COVID-19 advisory signage hangs to the entrance of a storefront in Aurora, March 24, 2020. Photo by Philip B. Poston/Sentinel Colorado

AURORA | In the midst of daunting budget talks, City of Aurora Budget Manager Greg Hays proposed a mock drinking game for city council members Tuesday night.

“Anytime I use the term ‘uncertain,’ you have to drink,” Hays said in jest.

But Hays’ quip illustrated the underlying challenges city lawmakers face in steering the city through financially troubled waters amid the pandemic crisis: uncertainty. 

City manager Jim Twombly submitted a $918 million 2021 city budget proposal Tuesday that would carry Aurora’s government through 2021 — and an ongoing pandemic — with some “tough decisions” to balance the budget. City planners are also looking at new ways to shore up cash. 

The city’s operating budget would decline by about 2% from about $653 million to $640 million. City council is slated to approve the final budget in October.

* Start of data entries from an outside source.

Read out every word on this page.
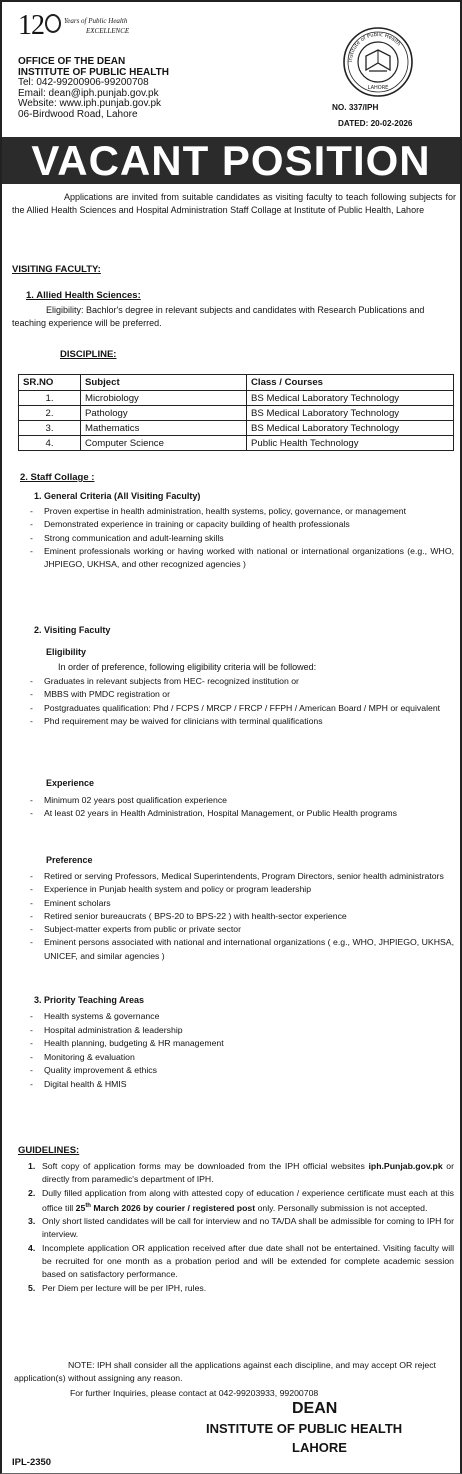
12	Years of Public Health
EXCELLENCE
OFFICE OF THE DEAN
INSTITUTE OF PUBLIC HEALTH
Tel: 042-99200906-99200708
Email: dean@iph.punjab.gov.pk
Website: www.iph.punjab.gov.pk
06-Birdwood Road, Lahore
Institute of Public Health
LAHORE
NO. 337/IPH
DATED: 20-02-2026
VACANT POSITION
Applications are invited from suitable candidates as visiting faculty to teach following subjects for the Allied Health Sciences and Hospital Administration Staff Collage at Institute of Public Health, Lahore
VISITING FACULTY:
1. Allied Health Sciences:
Eligibility: Bachlor's degree in relevant subjects and candidates with Research Publications and teaching experience will be preferred.
DISCIPLINE:
SR.NO	Subject	Class / Courses
1.	Microbiology	BS Medical Laboratory Technology
2.	Pathology	BS Medical Laboratory Technology
3.	Mathematics	BS Medical Laboratory Technology
4.	Computer Science	Public Health Technology
2. Staff Collage :
1. General Criteria (All Visiting Faculty)
- Proven expertise in health administration, health systems, policy, governance, or management
- Demonstrated experience in training or capacity building of health professionals
- Strong communication and adult-learning skills
- Eminent professionals working or having worked with national or international organizations (e.g., WHO, JHPIEGO, UKHSA, and other recognized agencies )
2. Visiting Faculty
Eligibility
In order of preference, following eligibility criteria will be followed:
- Graduates in relevant subjects from HEC- recognized institution or
- MBBS with PMDC registration or
- Postgraduates qualification: Phd / FCPS / MRCP / FRCP / FFPH / American Board / MPH or equivalent
- Phd requirement may be waived for clinicians with terminal qualifications
Experience
- Minimum 02 years post qualification experience
- At least 02 years in Health Administration, Hospital Management, or Public Health programs
Preference
- Retired or serving Professors, Medical Superintendents, Program Directors, senior health administrators
- Experience in Punjab health system and policy or program leadership
- Eminent scholars
- Retired senior bureaucrats ( BPS-20 to BPS-22 ) with health-sector experience
- Subject-matter experts from public or private sector
- Eminent persons associated with national and international organizations ( e.g., WHO, JHPIEGO, UKHSA, UNICEF, and similar agencies )
3. Priority Teaching Areas
- Health systems & governance
- Hospital administration & leadership
- Health planning, budgeting & HR management
- Monitoring & evaluation
- Quality improvement & ethics
- Digital health & HMIS
GUIDELINES:
1. Soft copy of application forms may be downloaded from the IPH official websites iph.Punjab.gov.pk or directly from paramedic's department of IPH.
2. Dully filled application from along with attested copy of education / experience certificate must each at this office till 25th March 2026 by courier / registered post only. Personally submission is not accepted.
3. Only short listed candidates will be call for interview and no TA/DA shall be admissible for coming to IPH for interview.
4. Incomplete application OR application received after due date shall not be entertained. Visiting faculty will be recruited for one month as a probation period and will be extended for complete academic session based on satisfactory performance.
5. Per Diem per lecture will be per IPH, rules.
NOTE: IPH shall consider all the applications against each discipline, and may accept OR reject application(s) without assigning any reason.
For further Inquiries, please contact at 042-99203933, 99200708
DEAN
INSTITUTE OF PUBLIC HEALTH
LAHORE
IPL-2350
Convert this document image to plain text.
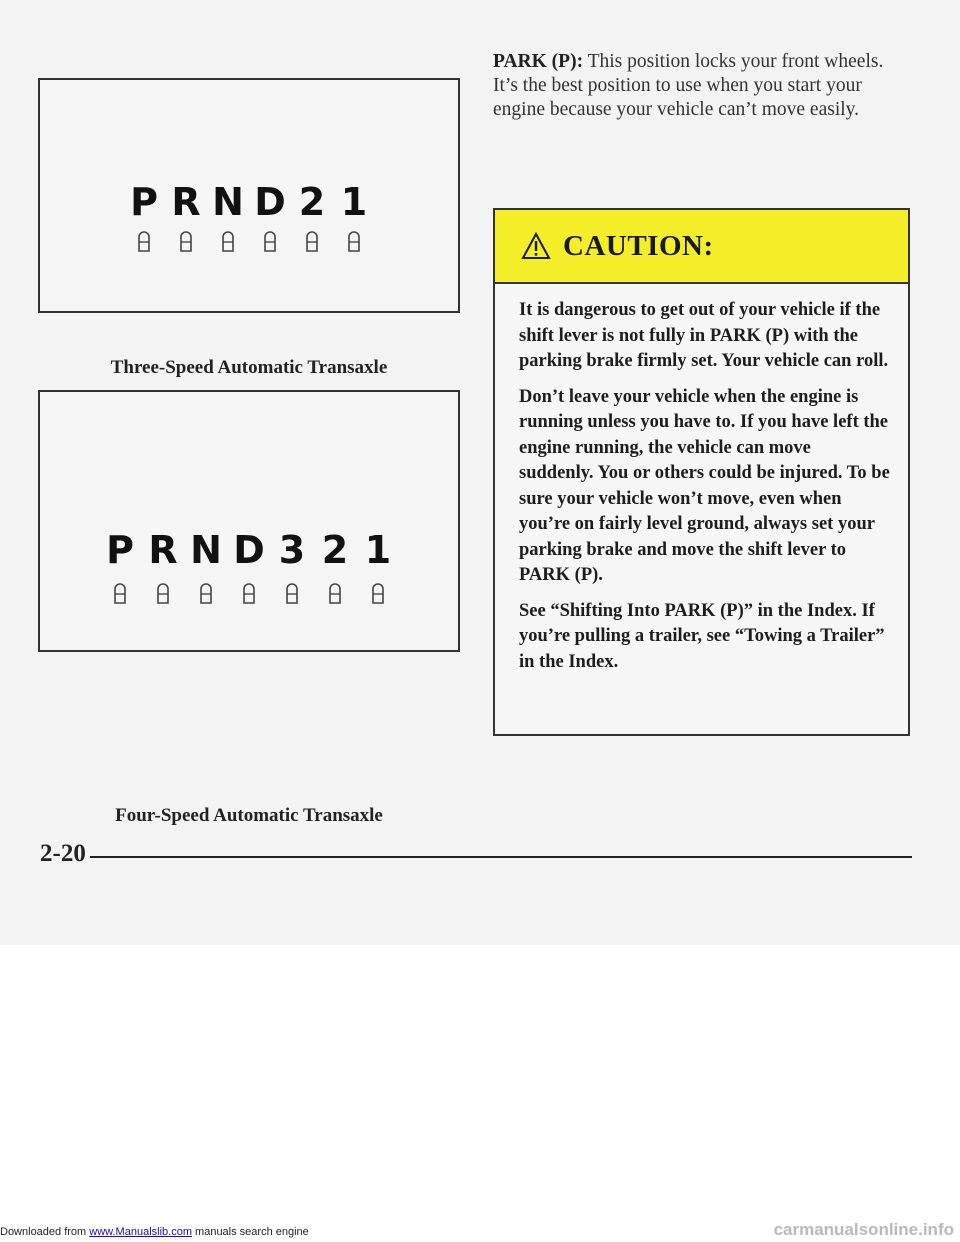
P R N D 2 1
Three-Speed Automatic Transaxle
P R N D 3 2 1
Four-Speed Automatic Transaxle
PARK (P): This position locks your front wheels. It’s the best position to use when you start your engine because your vehicle can’t move easily.
CAUTION:

It is dangerous to get out of your vehicle if the shift lever is not fully in PARK (P) with the parking brake firmly set. Your vehicle can roll.

Don’t leave your vehicle when the engine is running unless you have to. If you have left the engine running, the vehicle can move suddenly. You or others could be injured. To be sure your vehicle won’t move, even when you’re on fairly level ground, always set your parking brake and move the shift lever to PARK (P).

See “Shifting Into PARK (P)” in the Index. If you’re pulling a trailer, see “Towing a Trailer” in the Index.

2-20
Downloaded from www.Manualslib.com manuals search engine	carmanualsonline.info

Despite widespread calls to “defund the police,” the proposed cuts don’t touch the fire or police departments.

But, for many other city functions, the budget talks have ushered in a lean period. 

COVID-19 and the accompanying business restrictions slammed Aurora in the spring. In 2020, the city’s general fund faced a $26 million shortfall. Budget planners coped with the gap by instituting a hiring freeze and capital spending reductions. 

In total, revenue to the city’s general fund is projected to drop from $370 million in 2019 to $352 million by the end of 2020. General sales taxes could decline from about $203 million last year to a projected $191 million during 2020, according to the city’s budget document. Lodger’s taxes, levied at hotels, have also fallen. 

For 2021, Twombly and his deputies were able to balance the 2021 budget with some expectations of slight revenue increases. City government partnered with researchers at the Leeds School of Business at the University of Colorado Boulder to estimate the state of the economy through next year. 

Hays said Tuesday that, when trying to predict how the economy will look in future months and years, “uncertainty” is the name of the game. It’s unclear whether a vaccine will debut or whether another surge of snow or COVID-19 will keep people away from storefronts and restaurants. 

In any event, Twombly’s proposal involves spending cuts. Employees would have to weather a pay freeze and benefits freeze. Together, those measures would save about $8 million. 

In the Aurora police department, officials wouldn’t hire an additional 15 officers, saving about $2 million. 

However, cops fresh from police academies are replacing those who retire or quit the department. And funding for APD — the largest share of the city’s $360 million general fund — will be largely unchanged, in the coming years, Twombly said. 

The city will fund the Aurora Police Department with more than $129 million in 2021, up from about $128 million this year. 

Activists nationwide and in Aurora have demanded that the Aurora Police Department be “defunded,” or recalibrated, after the death of Elijah McClain, a black massage therapist, days after an encounter with police and paramedics last year. 

In the proposed budget, Aurora Fire Rescue will remain at its current funding level.

Other departments have already taken cuts or will likely see them next year. 

The public defender division, representing low-income residents in court, reduced its staff by 10% in 2020. That department is slated to receive much-needed CARES Act dollars, said Chief Public Defender Douglas Wilson. 

The Library and Cultural Services division would see a cut from an original $10 million budget in 2020 to about $9.1 million next year. Parks and Recreation plans to put off new projects for a few years. 

But this year, federal CARES Act money arrived in Aurora coffers this year by way of Adams and Arapahoe counties, contributing almost $34 million to the city. Those dollars were spent on everything from masks and gloves to small business lifelines, rental assistance programs and the city’s quarantine hotel for homeless people, which closed last week. 

One big beneficiary of federal funds is the city’s Housing and Community Development department. The office is expected to pull in more than $5 million in federal grants to advance expanded, pandemic-era safety net programs.

Jessica Prosser, the city’s community development manager, said those dollars will help advance programs sending staff to homeless encampments and helping Aurorans pay rent. 

Twombly said that, although his team submitted a balanced budget for 2021, the outlook for the following years is more grim.